There is increasing evidence that quite apart from the catastrophic failure of the disposal field, the main plant is also on the brink of total failure. The failure of the entire sewage plant, especially if complex, time consuming and expensive fixes are forced by the Environment Court, would be enough to stop hundreds of millions of dollars of fast tracked development - including 6,000 new houses and numerous commercial projects. The time scale waiting for a fix could be up to five years.

The regulator, ORC issued the following statement to Crux this afternoon.

“ORC were notified about floating solids on the clarifier last week. ORC staff are working to understand any risks to compliance associated with this. Questions about operational issues around the plant should be sent to QLDC. ORC staff have been on site this week and last week as part of the continued monitoring of the site. Samples were taken last week (Wed 19 Feb) and ORC is waiting for the results of the samples.”

QLDC, in line with recent practice, have missed our deadline to comment or answer our questions. (See their late response further down.)

They did however answer one question put to them by us earlier this week. In October 2024 they hired global consultancy GHD to find a potential fix for the sewage plant. Progress on that work, 5 months later, has not been disclosed by QLDC but they did tell us the contract price so far - $1,325,300.

Global consultancy BECA has already been paid for a similar study in 2023 with none of the advice apparently taken up by the council. The BECA report painted a picture of near total failure - with up to a five year fix - if a fix was possible at all.

Crux has been speaking this week with the chair (councillor Gavin Bartlett) and deputy chair (councillor Niki Gladding) of the council’s Infrastructure Committee and it appears they, along with Crux, feel that all of the facts have not yet been shared with them by council managers. And that’s putting it politely.

They certainly can’t tell us who at the council authorised an illegal wall to be built around the flooded disposal field in May 2024 - at a reported cost of $800,000 - and where the money came from.

It would be logical to believe that the council’s Infrastructure Committee would have had to make such a decision - or at the very least be told that the CEO or another senior manager had made the decision for them.

Enter Pinpoint- from the Google News Initiative.

The 21 legal affidavits from the ORC filed with the Environment Court make for formidable reading. So far we’ve picked out the occasional nuggets but a systemic analysis of the documents could take weeks or even months.

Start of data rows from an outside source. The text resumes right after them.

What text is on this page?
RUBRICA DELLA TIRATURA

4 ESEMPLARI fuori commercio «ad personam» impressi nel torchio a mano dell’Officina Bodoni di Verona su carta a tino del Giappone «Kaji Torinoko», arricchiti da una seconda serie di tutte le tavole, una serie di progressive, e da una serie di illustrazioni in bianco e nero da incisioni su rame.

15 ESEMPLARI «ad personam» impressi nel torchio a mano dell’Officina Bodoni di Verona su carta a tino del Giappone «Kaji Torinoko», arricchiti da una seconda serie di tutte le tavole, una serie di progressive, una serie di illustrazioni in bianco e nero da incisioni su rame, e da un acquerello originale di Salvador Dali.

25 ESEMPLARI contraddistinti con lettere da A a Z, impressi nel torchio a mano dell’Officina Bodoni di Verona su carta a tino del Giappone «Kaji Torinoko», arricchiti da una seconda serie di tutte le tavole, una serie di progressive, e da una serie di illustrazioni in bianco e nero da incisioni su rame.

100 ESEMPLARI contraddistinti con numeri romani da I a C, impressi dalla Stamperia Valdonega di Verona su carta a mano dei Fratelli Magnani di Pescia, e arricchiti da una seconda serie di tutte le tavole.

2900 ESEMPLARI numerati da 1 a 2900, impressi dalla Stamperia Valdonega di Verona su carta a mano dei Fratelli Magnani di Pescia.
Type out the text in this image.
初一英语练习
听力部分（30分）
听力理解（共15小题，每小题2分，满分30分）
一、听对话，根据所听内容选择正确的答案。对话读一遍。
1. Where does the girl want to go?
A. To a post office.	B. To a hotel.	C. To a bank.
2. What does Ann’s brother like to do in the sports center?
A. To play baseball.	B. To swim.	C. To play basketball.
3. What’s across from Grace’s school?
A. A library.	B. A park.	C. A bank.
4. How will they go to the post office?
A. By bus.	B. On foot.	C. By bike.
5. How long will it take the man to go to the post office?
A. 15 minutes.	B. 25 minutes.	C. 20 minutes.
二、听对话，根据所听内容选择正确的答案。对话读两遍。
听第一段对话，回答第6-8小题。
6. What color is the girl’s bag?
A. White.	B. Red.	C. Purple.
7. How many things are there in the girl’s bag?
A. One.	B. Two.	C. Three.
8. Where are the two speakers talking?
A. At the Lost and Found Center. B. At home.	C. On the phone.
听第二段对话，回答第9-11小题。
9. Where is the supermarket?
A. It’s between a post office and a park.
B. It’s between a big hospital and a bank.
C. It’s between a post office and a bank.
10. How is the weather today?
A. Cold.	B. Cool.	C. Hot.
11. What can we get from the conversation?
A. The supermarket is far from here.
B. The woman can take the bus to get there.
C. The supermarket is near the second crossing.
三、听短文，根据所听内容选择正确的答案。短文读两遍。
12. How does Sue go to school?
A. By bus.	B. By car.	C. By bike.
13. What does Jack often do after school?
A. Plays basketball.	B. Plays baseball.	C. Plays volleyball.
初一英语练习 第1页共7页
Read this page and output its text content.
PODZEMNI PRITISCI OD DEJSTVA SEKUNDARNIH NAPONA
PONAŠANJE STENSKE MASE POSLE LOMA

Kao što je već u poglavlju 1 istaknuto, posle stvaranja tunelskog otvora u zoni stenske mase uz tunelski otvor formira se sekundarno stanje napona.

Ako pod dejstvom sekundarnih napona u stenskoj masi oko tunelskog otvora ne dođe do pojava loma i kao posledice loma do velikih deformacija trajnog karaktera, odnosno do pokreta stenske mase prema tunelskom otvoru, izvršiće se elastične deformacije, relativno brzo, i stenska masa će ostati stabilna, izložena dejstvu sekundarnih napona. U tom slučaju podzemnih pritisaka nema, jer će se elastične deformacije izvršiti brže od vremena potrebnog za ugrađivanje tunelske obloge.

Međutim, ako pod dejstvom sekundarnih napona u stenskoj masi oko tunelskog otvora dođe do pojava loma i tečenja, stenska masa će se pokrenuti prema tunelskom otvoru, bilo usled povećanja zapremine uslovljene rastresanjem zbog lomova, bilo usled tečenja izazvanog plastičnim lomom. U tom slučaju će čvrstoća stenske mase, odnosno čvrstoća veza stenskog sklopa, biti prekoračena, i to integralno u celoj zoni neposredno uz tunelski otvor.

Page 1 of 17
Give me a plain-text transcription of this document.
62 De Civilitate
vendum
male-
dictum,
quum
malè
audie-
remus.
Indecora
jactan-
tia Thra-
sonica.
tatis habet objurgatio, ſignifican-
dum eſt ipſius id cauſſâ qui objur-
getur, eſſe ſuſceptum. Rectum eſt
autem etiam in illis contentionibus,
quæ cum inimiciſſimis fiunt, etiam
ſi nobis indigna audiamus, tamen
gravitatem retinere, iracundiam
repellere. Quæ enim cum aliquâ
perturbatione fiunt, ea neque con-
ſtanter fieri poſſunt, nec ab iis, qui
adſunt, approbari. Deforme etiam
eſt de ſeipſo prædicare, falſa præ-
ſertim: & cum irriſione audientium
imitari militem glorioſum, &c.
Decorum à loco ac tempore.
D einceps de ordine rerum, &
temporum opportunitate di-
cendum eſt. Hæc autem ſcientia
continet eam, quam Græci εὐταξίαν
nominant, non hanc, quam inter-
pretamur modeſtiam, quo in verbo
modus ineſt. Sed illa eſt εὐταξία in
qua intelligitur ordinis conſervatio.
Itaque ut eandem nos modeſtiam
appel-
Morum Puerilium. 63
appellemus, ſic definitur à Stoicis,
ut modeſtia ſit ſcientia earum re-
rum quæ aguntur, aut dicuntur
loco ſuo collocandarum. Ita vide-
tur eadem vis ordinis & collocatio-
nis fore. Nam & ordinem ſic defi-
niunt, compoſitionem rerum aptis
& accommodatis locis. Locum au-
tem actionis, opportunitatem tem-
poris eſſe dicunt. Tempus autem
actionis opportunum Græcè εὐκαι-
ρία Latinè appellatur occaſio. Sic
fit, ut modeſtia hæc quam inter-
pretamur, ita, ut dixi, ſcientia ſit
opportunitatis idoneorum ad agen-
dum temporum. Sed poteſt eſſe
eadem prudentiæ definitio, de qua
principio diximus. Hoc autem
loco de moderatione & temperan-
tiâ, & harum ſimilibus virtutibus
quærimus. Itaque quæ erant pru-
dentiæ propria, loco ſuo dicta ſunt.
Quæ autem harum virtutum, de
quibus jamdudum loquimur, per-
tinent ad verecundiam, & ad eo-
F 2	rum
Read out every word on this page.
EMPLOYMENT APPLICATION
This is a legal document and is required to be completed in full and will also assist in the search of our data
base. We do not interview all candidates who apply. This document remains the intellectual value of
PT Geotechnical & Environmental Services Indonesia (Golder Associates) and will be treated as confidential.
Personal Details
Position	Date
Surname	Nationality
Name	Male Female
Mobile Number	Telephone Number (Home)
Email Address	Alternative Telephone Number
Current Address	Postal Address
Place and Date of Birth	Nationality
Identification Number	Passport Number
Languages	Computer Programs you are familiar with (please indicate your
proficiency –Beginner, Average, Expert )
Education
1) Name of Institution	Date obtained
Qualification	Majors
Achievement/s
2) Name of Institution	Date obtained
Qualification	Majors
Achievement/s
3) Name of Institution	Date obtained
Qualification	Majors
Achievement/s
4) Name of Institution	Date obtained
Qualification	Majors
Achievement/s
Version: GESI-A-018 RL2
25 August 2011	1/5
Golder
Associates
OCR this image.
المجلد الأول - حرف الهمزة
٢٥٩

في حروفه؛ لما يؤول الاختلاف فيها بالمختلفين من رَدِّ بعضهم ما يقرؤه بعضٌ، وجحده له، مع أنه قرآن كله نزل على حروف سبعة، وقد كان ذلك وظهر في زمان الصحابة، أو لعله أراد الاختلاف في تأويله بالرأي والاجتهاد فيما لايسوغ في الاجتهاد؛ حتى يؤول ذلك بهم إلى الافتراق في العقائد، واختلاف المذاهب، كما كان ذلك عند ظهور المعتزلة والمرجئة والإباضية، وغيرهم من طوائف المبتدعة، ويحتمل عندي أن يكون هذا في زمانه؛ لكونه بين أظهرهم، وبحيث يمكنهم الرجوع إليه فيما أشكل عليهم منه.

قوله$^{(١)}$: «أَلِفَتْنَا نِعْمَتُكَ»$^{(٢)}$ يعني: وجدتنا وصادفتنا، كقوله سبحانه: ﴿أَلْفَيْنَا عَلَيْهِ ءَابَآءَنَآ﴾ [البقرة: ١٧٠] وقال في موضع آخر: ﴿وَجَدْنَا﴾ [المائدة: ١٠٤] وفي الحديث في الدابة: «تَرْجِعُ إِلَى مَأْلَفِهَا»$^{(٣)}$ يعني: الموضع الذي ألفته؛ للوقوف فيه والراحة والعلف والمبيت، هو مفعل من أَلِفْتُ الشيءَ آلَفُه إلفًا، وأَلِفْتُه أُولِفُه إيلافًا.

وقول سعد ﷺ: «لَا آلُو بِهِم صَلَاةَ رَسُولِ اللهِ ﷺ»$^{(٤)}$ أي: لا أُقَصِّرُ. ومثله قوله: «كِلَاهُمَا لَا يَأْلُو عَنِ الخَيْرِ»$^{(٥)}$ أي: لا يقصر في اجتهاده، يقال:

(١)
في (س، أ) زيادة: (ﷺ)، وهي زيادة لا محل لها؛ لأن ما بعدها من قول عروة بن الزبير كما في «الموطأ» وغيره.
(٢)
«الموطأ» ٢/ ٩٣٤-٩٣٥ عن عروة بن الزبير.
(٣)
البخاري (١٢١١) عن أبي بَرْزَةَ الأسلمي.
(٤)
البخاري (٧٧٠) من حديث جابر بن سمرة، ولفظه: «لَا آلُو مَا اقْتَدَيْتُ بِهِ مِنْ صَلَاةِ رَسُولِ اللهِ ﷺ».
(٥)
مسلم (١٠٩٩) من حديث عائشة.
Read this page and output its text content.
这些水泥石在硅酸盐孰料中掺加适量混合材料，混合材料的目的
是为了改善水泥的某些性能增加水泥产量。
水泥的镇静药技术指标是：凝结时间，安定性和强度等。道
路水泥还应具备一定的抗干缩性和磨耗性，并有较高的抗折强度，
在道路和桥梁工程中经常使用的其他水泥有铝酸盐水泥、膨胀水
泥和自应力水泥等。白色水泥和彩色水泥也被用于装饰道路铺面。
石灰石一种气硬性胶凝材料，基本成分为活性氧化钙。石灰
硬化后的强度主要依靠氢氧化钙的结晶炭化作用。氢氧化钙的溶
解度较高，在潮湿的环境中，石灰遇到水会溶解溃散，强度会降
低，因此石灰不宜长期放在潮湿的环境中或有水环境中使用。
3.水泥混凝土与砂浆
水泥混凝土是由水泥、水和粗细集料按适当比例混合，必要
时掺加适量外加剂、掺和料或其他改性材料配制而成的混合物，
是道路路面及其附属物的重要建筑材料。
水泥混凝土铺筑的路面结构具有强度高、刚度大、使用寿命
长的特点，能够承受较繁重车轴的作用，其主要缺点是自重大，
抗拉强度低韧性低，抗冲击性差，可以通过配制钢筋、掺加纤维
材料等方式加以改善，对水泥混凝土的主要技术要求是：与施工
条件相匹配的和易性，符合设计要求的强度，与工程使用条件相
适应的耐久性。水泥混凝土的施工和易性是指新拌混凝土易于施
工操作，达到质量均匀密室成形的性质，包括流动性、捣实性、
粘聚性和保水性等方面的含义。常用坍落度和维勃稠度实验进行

In partnership with the Google News Initiative we’ve uploaded all 21 documents to their investigative journalism tool Pinpoint this week. Within hours we could start to assemble a timeline of the sewage plant failure and see how the QLDC has failed to address or fix multiple problems that in most cases seem preventable.

Most alarming is the experience of ORC investigators who keep discovering failures that by law they are supposed to have been told about.

The two kilometre disposal field wall is just one example.

Pinpoint identified one meeting between ORC investigators and QLDC staff where it seemed like big (i.e. elected councillor/mayoral/community type) decisions were being made on the ground by unnamed staff with no clear mandate or authority.

The Google software found this exchange where the ORC had a meeting with unnamed council officials who are recorded as deciding how ratepayer money should be spent. The Affidavit is from Shelley Reed, ORC Senior Environmental Officer and relates to a meeting on June 9th, 2023 using the search term “ratepayer.”